Anal Kanti Roy successfully defended his master’s thesis “Automation of Crawling Blogosphere based on Pattern Recognition” Thursday, November 21, 2019. In attendance were committee members Dr. Nitin Agarwal (chair), Dr. Elizabeth Pierce, and Dr. Serpil Tokdemir Yuce as well as members of COSMOS.
Over the past two years, Roy has become very familiar with extracting online content. As COSMOS’ leading crawling expert, Roy has played a fundamental role in data extraction for various COSMOS research projects.
The motivation behind his work was not only the sheer volume of content published on blogs, but also the influence these blogs can have on the public. Blogs are not restricted to a specific character-limit nor are they moderated by a hosting platform. Authors are able to freely express themselves through blog posts. COSMOS has identified numerous, highly influential blogs in the past that are being used as an influence operation instrument to spread misinformation and propaganda. Blogs are closely linked to social media, as social media platforms are often used to disseminate blog content.

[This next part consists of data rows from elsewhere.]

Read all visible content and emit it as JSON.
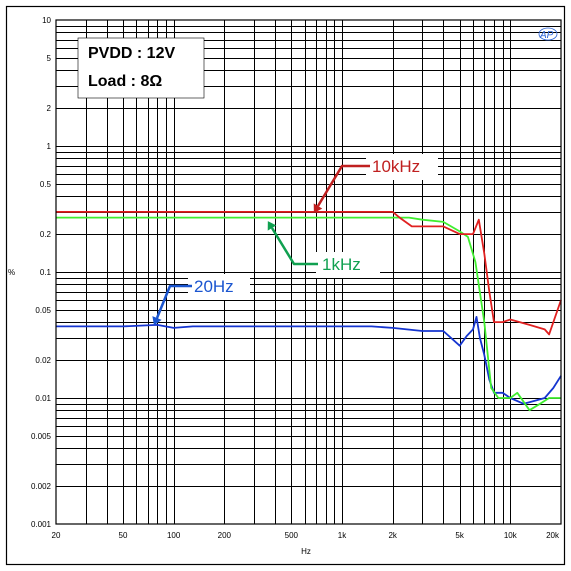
{
  "chart_data": {
    "type": "line",
    "xscale": "log",
    "yscale": "log",
    "xlim": [
      20,
      20000
    ],
    "ylim": [
      0.001,
      10
    ],
    "xlabel": "Hz",
    "ylabel": "%",
    "grid": true,
    "x_ticks": [
      {
        "value": 20,
        "label": "20"
      },
      {
        "value": 50,
        "label": "50"
      },
      {
        "value": 100,
        "label": "100"
      },
      {
        "value": 200,
        "label": "200"
      },
      {
        "value": 500,
        "label": "500"
      },
      {
        "value": 1000,
        "label": "1k"
      },
      {
        "value": 2000,
        "label": "2k"
      },
      {
        "value": 5000,
        "label": "5k"
      },
      {
        "value": 10000,
        "label": "10k"
      },
      {
        "value": 20000,
        "label": "20k"
      }
    ],
    "y_ticks": [
      {
        "value": 10,
        "label": "10"
      },
      {
        "value": 5,
        "label": "5"
      },
      {
        "value": 2,
        "label": "2"
      },
      {
        "value": 1,
        "label": "1"
      },
      {
        "value": 0.5,
        "label": "0.5"
      },
      {
        "value": 0.2,
        "label": "0.2"
      },
      {
        "value": 0.1,
        "label": "0.1"
      },
      {
        "value": 0.05,
        "label": "0.05"
      },
      {
        "value": 0.02,
        "label": "0.02"
      },
      {
        "value": 0.01,
        "label": "0.01"
      },
      {
        "value": 0.005,
        "label": "0.005"
      },
      {
        "value": 0.002,
        "label": "0.002"
      },
      {
        "value": 0.001,
        "label": "0.001"
      }
    ],
    "info_box": {
      "line1": "PVDD : 12V",
      "line2": "Load : 8Ω"
    },
    "logo_text": "AP",
    "series": [
      {
        "name": "10kHz",
        "color": "#e02020",
        "points": [
          [
            20,
            0.3
          ],
          [
            100,
            0.3
          ],
          [
            300,
            0.3
          ],
          [
            700,
            0.3
          ],
          [
            1500,
            0.3
          ],
          [
            2000,
            0.3
          ],
          [
            2200,
            0.27
          ],
          [
            2600,
            0.23
          ],
          [
            3500,
            0.23
          ],
          [
            4000,
            0.23
          ],
          [
            5000,
            0.2
          ],
          [
            5500,
            0.2
          ],
          [
            6000,
            0.2
          ],
          [
            6500,
            0.26
          ],
          [
            7000,
            0.14
          ],
          [
            7500,
            0.07
          ],
          [
            8000,
            0.04
          ],
          [
            9000,
            0.04
          ],
          [
            10000,
            0.042
          ],
          [
            13000,
            0.038
          ],
          [
            16000,
            0.035
          ],
          [
            17000,
            0.032
          ],
          [
            20000,
            0.06
          ]
        ]
      },
      {
        "name": "1kHz",
        "color": "#40ee30",
        "points": [
          [
            20,
            0.27
          ],
          [
            100,
            0.27
          ],
          [
            300,
            0.27
          ],
          [
            700,
            0.27
          ],
          [
            1500,
            0.27
          ],
          [
            2000,
            0.27
          ],
          [
            2500,
            0.27
          ],
          [
            3000,
            0.26
          ],
          [
            4000,
            0.25
          ],
          [
            5000,
            0.21
          ],
          [
            5600,
            0.19
          ],
          [
            6200,
            0.12
          ],
          [
            7000,
            0.04
          ],
          [
            7700,
            0.012
          ],
          [
            8500,
            0.01
          ],
          [
            10000,
            0.01
          ],
          [
            11000,
            0.011
          ],
          [
            13000,
            0.008
          ],
          [
            15000,
            0.009
          ],
          [
            17000,
            0.01
          ],
          [
            20000,
            0.01
          ]
        ]
      },
      {
        "name": "20Hz",
        "color": "#1535d0",
        "points": [
          [
            20,
            0.037
          ],
          [
            50,
            0.037
          ],
          [
            80,
            0.038
          ],
          [
            100,
            0.036
          ],
          [
            130,
            0.037
          ],
          [
            200,
            0.037
          ],
          [
            300,
            0.037
          ],
          [
            500,
            0.037
          ],
          [
            700,
            0.037
          ],
          [
            1000,
            0.037
          ],
          [
            1500,
            0.037
          ],
          [
            2000,
            0.036
          ],
          [
            3000,
            0.034
          ],
          [
            4000,
            0.034
          ],
          [
            5000,
            0.026
          ],
          [
            5500,
            0.031
          ],
          [
            6000,
            0.035
          ],
          [
            6300,
            0.044
          ],
          [
            6600,
            0.03
          ],
          [
            7000,
            0.022
          ],
          [
            7500,
            0.014
          ],
          [
            8000,
            0.011
          ],
          [
            9000,
            0.011
          ],
          [
            10000,
            0.01
          ],
          [
            12000,
            0.009
          ],
          [
            14000,
            0.0095
          ],
          [
            16000,
            0.01
          ],
          [
            18000,
            0.012
          ],
          [
            20000,
            0.015
          ]
        ]
      }
    ],
    "annotations": [
      {
        "text": "10kHz",
        "color": "#c02020",
        "series": "10kHz"
      },
      {
        "text": "1kHz",
        "color": "#10a050",
        "series": "1kHz"
      },
      {
        "text": "20Hz",
        "color": "#1a55d0",
        "series": "20Hz"
      }
    ]
  }
}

As blogs are dynamic and evolving, it is crucial to perform a computational analysis on blogsites in order to quickly identify and study online influence campaigns. For his master’s thesis, Roy worked on a crawler program able to extract and categorize any blog data. Currently, crawler programs are limited due to their blog-specific nature. None of them are generic. By using tools, such as python, scrapy xpath, regex, and MySQL, Roy crawled ten different blogs. The blogs ranged from having less than 20 blog posts to several thousand blog posts. The complex structure of scripts made it challenging to define patterns. Roy set up priorities measures for the blog components, such as blog title, date, author content, tags, categories, and comments. As the HTML within a page is broken down into pieces of text, each piece of text is being analyzed based on a list of patterns. A score for each text is being calculated. The text with the highest score (that exceeds a certain threshold) is then identified as the target blog data for a particular component and will be extracted as such.
Roy’s publication about this crawling process titled “Automating Blog Crawling Using Pattern Recognition” will be presented at The Ninth International Conference on Social Media Technologies, Communication, and Informatics (SOTICS 2019), which will take place from November 24 – 28 in Spain.